The outlook for those with RIS is often uncertain. Some people may go on to develop MS, but some will not. How quickly this occurs, if it happens at all, can vary widely.

According to a 2023 article in The Lancet, previous data suggests that around half of people with RIS will develop MS in the next 10 years.

At present, there is no data on the life expectancy of people with RIS versus the rest of the population. The outlook for those with MS depends on which type of MS a person gets, along with other factors.

MS is not a curable disease, but some treatments can help slow its progression and reduce the number of attacks.
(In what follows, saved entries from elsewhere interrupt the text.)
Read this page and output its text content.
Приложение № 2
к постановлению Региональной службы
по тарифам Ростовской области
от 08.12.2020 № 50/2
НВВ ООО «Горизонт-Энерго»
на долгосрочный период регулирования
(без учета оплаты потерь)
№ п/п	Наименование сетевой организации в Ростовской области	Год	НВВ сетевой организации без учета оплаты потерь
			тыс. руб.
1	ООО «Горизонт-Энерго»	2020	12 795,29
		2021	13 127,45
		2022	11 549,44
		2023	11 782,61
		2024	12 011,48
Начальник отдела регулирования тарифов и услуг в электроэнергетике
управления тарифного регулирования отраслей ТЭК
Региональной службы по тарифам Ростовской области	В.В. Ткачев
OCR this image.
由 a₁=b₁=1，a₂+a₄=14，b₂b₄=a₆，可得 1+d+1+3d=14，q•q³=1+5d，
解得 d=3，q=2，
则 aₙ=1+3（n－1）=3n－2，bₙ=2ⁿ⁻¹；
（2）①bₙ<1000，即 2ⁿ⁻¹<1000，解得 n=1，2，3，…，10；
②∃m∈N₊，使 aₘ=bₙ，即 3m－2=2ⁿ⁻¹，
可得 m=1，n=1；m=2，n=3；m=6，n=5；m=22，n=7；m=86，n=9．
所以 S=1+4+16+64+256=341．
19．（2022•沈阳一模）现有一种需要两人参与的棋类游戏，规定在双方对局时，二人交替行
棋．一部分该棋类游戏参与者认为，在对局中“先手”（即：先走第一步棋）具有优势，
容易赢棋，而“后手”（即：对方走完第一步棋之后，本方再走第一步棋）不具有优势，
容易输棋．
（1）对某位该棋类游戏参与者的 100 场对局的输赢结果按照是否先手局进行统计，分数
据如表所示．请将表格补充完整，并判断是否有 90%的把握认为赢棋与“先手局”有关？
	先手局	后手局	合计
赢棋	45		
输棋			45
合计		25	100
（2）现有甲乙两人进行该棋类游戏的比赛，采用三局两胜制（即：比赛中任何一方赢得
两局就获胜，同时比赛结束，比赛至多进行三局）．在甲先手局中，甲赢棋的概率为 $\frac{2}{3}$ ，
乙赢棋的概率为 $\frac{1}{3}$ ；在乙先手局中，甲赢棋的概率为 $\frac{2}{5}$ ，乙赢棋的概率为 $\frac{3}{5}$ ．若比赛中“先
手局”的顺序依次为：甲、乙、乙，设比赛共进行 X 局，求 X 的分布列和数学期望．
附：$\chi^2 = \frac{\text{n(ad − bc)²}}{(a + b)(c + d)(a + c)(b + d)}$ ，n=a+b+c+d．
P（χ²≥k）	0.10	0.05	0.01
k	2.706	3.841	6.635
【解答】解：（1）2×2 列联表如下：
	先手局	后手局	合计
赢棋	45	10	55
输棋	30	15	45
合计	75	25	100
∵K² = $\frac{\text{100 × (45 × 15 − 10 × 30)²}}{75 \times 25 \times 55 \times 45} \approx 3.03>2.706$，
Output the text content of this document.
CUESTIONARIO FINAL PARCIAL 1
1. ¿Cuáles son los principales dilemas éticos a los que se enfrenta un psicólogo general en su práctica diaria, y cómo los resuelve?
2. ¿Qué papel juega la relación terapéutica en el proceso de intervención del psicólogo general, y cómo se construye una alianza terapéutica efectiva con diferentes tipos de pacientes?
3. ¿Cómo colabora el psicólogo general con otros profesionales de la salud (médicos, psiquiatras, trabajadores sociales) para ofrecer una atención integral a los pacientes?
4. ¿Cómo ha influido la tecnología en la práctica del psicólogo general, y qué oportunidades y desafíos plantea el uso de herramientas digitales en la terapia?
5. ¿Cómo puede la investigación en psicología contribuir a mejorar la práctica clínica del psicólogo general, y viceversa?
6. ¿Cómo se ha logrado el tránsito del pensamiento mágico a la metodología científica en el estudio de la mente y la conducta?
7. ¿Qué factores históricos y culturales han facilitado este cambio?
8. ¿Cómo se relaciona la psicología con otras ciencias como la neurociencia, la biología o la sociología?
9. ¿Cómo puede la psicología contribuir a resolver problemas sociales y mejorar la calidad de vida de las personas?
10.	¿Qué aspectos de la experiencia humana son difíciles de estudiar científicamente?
There are also medications and therapies to help people manage the symptoms, such as physical therapy to aid in balance and walking.

Learn more about life expectancy for people with MS.

People with radiologically isolated syndrome (RIS) have white matter lesions in their brain or spinal cord that resemble MS lesions, but they have no history of neurological symptoms. Doctors may find these lesions via an MRI scan for other conditions.

Many people with RIS never develop MS. However, they can be at a higher risk of the condition than others. Doctors may monitor people with RIS over time to check for symptoms. Sometimes, doctors recommend that those at high risk undergo early MS treatment, but this is an area researchers are still learning about.